One of these pieces portrays a man walking through the rubble of Istanbul in the bitter wake of two days, known as the September events of 1955. And beside him, hanging on the adjacent surface is a pictorial arrangement inspired by the tragedies after a painting by the late Turkish artist Aliye Berger, often sharing her reputation with Fahrelnissa Zeid, her sister. Although Berger was middle-aged when she made the piece, it is a bleary-eyed smog of confusion, something primal, child-like or enraged.

A stained glass work by Sarkis at the exhibition at Dirimart Gallery, Istanbul. (Courtesy of Dirimart)

Intermission for the avant-garde

To break up such concerns as that which Sarkis addressed as a public figure and progressive freethinker in his own right, the curation of “Untitled” draped a Persian rug over Dirimart’s gallery floor in the front of an original painting by Sarkis, which he also enlarged as a video work. The eye-shaped smear of orange and white looks over the complex weave with Farsi calligraphy from the “Book of Kings,” which inspired Morton Feldman to notate music, “Spring of Chosroes” (1976), based on its patterns. It resonates with the ideas of Sarkis.

The original Berger painting, titled “Fire” (1955), has been compared to the inimitable 1893 canvas “The Scream” by Edvard Munch for its bewildering coloration. On loan from the personal collection of Sarkis, the mystifying frame of emotional outpouring hangs around the corner in a smaller, contiguous room at Dirimart, where the more intrepid art lovers of the season may wear gloves and handle limited edition publications by Norgunk, a literary cohort of Sarkis and other freethinking artists and writers based in Istanbul.

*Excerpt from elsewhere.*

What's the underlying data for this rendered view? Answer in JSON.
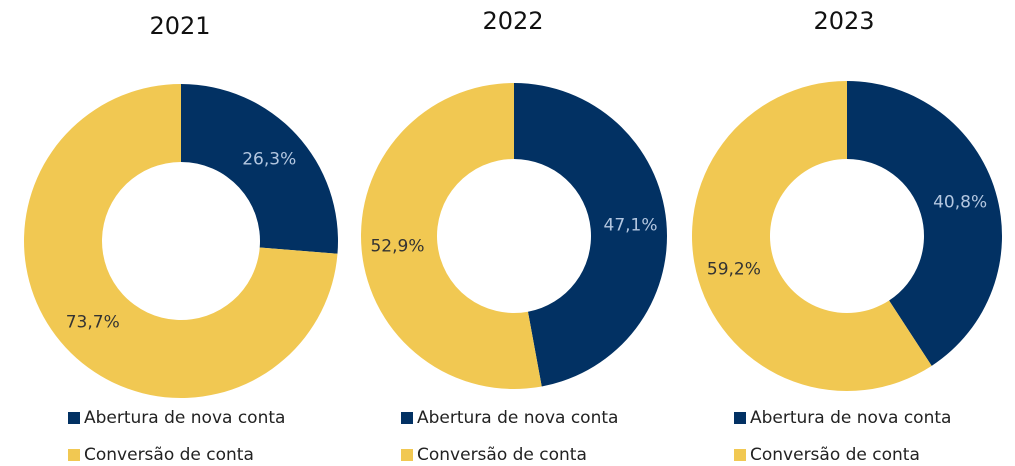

Among the volumes in reference is one called, “The Treasure Chests of Mnemosyne,” which Sarks edited with art historian Uwe Fleckner, piecing together texts by Plato, Frierrich Nietzsche, Marcel Proust and Jacques Derrida where the cerebral heavyweights have hypothesized on the nature of memory. Mnemosyne, of course, is the Greek goddess of memory, celebrated as the mother of muses. And although the work of Sarkis has practically fallen off the edge of modernity because he is so utterly contemporary, “Untitled” contextualizes his oeuvre more reflexively.

Smack dab in the center of the exhibition is a burned wooden crate. It is a revision of an earlier work that he last showed in 1992, when a Turkish art critic insulted him outright, personally, professionally and intolerably, targeting his identity. Sarkis did not respond in words but by creating art. The neon evocation of his birth year, 1938, with an added 0, made for a bold statement, in which the artist exclaimed his immortality. While the indecorous railing of the art critic is long lost to the paper mill, in the year 19380, Sarkis will live on, on fire, red with life.